Center for Esophageal Diseases and Swallowing, and Center for Gastrointestinal Biology and Disease, Division of Gastroenterology and Hepatology, University of North Carolina School of Medicine, Chapel Hill, NC, USA.
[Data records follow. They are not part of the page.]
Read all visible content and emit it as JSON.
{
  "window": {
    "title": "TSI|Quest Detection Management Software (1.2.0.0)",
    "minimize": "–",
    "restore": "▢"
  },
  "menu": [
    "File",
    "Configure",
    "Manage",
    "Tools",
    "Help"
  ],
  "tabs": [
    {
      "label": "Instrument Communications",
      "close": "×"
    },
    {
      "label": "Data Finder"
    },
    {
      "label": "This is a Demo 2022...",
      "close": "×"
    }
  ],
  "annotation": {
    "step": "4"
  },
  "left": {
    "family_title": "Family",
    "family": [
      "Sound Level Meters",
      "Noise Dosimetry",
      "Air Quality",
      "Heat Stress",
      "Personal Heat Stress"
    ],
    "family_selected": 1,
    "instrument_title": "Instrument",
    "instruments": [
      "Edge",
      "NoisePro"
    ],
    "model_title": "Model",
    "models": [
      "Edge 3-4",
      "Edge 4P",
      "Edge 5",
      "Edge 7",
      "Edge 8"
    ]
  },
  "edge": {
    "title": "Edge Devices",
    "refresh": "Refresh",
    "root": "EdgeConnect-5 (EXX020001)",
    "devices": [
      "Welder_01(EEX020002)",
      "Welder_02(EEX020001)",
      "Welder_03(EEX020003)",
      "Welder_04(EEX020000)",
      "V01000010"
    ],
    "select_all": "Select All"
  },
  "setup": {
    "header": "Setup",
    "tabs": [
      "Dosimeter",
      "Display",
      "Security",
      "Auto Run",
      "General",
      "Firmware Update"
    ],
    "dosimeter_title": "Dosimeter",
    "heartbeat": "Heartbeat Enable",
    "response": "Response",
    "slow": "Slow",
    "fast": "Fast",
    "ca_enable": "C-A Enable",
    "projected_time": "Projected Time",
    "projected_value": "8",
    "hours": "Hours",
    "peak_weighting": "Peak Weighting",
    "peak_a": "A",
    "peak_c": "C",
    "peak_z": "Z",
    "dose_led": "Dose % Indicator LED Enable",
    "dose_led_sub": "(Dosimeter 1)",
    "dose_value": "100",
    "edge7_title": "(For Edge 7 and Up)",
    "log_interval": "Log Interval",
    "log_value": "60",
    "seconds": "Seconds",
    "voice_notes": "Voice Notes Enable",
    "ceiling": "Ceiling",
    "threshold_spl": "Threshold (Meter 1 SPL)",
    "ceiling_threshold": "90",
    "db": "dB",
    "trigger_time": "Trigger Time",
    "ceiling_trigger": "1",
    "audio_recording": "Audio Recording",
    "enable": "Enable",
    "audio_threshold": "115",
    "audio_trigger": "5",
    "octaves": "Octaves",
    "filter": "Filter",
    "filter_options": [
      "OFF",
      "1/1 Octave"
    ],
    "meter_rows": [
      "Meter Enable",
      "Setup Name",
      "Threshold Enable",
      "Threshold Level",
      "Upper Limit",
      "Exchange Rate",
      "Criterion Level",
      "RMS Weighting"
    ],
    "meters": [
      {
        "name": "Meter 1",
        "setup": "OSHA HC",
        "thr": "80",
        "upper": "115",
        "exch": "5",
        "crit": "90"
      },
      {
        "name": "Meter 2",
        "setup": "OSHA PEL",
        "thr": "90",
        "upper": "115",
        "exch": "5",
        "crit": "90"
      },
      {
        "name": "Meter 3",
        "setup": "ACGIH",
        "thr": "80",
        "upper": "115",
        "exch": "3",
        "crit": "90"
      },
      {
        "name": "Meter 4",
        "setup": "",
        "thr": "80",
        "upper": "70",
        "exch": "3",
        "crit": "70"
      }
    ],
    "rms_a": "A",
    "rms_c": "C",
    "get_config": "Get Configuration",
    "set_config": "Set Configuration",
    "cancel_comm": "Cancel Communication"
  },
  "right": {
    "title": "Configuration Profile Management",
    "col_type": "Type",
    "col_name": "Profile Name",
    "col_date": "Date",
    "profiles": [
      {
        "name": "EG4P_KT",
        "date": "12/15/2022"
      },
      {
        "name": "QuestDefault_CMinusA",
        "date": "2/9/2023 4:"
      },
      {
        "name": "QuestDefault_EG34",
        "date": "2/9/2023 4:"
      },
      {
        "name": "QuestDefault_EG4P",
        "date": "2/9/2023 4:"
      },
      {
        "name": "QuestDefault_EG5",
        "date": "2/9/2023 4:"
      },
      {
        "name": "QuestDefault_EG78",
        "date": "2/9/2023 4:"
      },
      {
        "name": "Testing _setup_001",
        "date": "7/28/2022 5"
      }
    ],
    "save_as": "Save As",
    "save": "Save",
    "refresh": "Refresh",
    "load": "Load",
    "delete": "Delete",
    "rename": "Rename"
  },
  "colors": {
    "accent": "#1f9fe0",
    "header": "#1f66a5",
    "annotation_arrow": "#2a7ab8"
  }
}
Department of Pathology and Laboratory Medicine; University of North Carolina School of Medicine, Chapel Hill, NC, USA.

出版信息

Dis Esophagus. 2020 Jun 15;33(6). doi: 10.1093/dote/doaa003.

DOI:10.1093/dote/doaa003
PMID:32193541
原文链接:https://pmc.ncbi.nlm.nih.gov/articles/PMC7273184/
Abstract

Inflammatory factors in eosinophilic esophagitis (EoE), including major basic protein (MBP), eotaxin-3 (EOT3) and mast cell tryptase (TRP), may predict treatment response to topical corticosteroids (tCS). We aimed to determine whether baseline levels of these markers predict response to tCS for EoE. To do this, we analyzed data from a randomized trial comparing two topical steroids for treatment of newly diagnosed EoE (NCT02019758). A pretreatment esophageal biopsy was stained for MBP, EOT3, and TRP to quantify tissue biomarker levels (cells/mm2). Levels were compared between histologic responders (<15 eos/hpf) and nonresponders (the primary outcome), and endoscopic responders (EREFS<2) and nonresponders. Complete histologic response (<1 eos/hpf) was also assessed, and area under the receiver operator characteristic curve (AUC) was calculated. We also evaluated whether baseline staining predicted symptom relapse in the trial's off-treatment observation phase. Baseline samples were evaluable in 110/111 subjects who completed the randomized trial. MBP levels were higher in nonresponders (n = 36) than responders (704 vs. 373 cells/mm2; P = 0.007), but EOT3 and TRP levels were not statistically different. The combination of all three stains had an AUC of 0.66 to predict response. For complete histologic response, baseline TRP levels were higher in nonresponders (n = 69) than responders (370 vs. 268 mast cells/mm2; P = 0.01), with an AUC of 0.65. The AUC for endoscopic response was 0.68. Baseline staining did not predict symptom recurrence after remission. Pretreatment MBP, EOT3, and TRP levels were not strongly or consistently associated with histologic or endoscopic response to topical steroids. While elevated TRP levels may be associated with nonresponse compared with complete response, the magnitude and predictive utilities were modest. Novel methods for predicting steroid response are still required.

摘要

嗜酸性食管炎(EoE)中的炎症因子,包括主要碱性蛋白(MBP)、嗜酸性粒细胞趋化因子-3(EOT3)和肥大细胞胰蛋白酶(TRP),可能预测局部皮质类固醇(tCS)治疗的反应。我们旨在确定这些标志物的基线水平是否可预测 EoE 对 tCS 的反应。为此,我们分析了一项比较两种局部皮质类固醇治疗新诊断的 EoE 的随机试验的数据(NCT02019758)。在治疗前进行食管活检,对 MBP、EOT3 和 TRP 进行染色以定量组织生物标志物水平(细胞/mm2)。比较组织学应答者(<15 个 eos/hpf)和无应答者(主要结局)、内镜应答者(EREFS<2)和无应答者之间的水平。还评估了完全组织学应答(<1 eos/hpf),并计算了接收者操作特征曲线(ROC)下的面积(AUC)。我们还评估了基线染色是否预测试验停药观察期的症状复发。在完成随机试验的 111 名受试者中,有 110 名可评估基线样本。无应答者(n = 36)的 MBP 水平高于应答者(704 与 373 细胞/mm2;P = 0.007),但 EOT3 和 TRP 水平无统计学差异。所有三种染色的组合预测反应的 AUC 为 0.66。对于完全组织学应答,无应答者(n = 69)的基线 TRP 水平高于应答者(370 与 268 肥大细胞/mm2;P = 0.01),AUC 为 0.65。内镜反应的 AUC 为 0.68。基线染色不能预测缓解后症状复发。治疗前 MBP、EOT3 和 TRP 水平与局部皮质类固醇的组织学或内镜反应无强关联或一致性关联。虽然与完全应答相比,升高的 TRP 水平可能与无应答相关,但幅度和预测效用较小。仍需要新的方法来预测类固醇反应。